= Chung-He Cheng =

Taiwanese literary figure

Chung-He Cheng was a Taiwanese literary figure of the Qing Dynasty.

He was a local landowner in Zhuqian (now Hsinchu) who founded the local Cheng family. After settling in Zhuqian in 1806, he took up teaching as his profession. His son Yung-Hsi Cheng was the first successful candidate in the highest imperial examinations in Taiwan.

The descendants of Chung-He Cheng are divided into four major branches, and they take turns to visit the tomb in autumn every year.

== Tomb ==
Chung-He Cheng's tomb is located in Houlong Township, Miaoli County.

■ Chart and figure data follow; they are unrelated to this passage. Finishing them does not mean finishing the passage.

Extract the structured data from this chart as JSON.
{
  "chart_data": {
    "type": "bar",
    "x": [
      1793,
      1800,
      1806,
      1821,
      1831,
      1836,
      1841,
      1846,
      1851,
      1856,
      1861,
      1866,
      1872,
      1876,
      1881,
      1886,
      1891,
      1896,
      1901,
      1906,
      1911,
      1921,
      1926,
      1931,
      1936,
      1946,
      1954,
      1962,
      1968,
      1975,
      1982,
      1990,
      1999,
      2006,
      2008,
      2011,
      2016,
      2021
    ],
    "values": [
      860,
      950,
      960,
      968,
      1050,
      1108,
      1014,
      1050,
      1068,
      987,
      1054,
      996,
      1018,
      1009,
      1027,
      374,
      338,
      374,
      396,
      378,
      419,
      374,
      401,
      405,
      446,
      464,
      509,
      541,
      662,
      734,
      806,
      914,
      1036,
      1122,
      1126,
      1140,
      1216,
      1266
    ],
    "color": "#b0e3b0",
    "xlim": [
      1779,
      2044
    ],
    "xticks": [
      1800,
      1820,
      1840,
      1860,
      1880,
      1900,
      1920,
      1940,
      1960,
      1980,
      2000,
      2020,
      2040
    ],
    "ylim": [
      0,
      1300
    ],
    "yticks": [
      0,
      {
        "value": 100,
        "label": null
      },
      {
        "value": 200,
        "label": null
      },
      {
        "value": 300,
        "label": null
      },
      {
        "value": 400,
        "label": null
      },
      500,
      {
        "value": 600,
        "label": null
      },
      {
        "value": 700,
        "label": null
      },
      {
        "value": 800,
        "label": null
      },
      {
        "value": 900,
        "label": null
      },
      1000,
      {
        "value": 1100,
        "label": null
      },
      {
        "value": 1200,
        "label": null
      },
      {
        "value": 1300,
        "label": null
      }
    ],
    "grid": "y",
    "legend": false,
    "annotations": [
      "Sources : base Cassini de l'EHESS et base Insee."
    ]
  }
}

It was built by Yung-Hsi Cheng and rebuilt by Chung-He Cheng's grandson in
1867, when Cheng and his wife were was buried together. It was designated as a monument in 1985. Restoration began in 1996, and it was completed in June 1998.

It was built in the seventh year during the reign of Emperor Daoguang of the Qing Dynasty (1827).

The tomb is called Flagstaff Tomb by local residents, because of the stone watchtower in front of the tomb.

=== Layout ===
Chung-He Cheng's tomb is an ancient tomb with three curved handrails. It has a stone seal, a stone pen, and a stone lion on the pillars of the curved handrails, and a pair of stone figures, stone horses, stone sheep, stone tigers, and stone supports in front of it.

In front of the tomb, there is a tombstone with an inscription.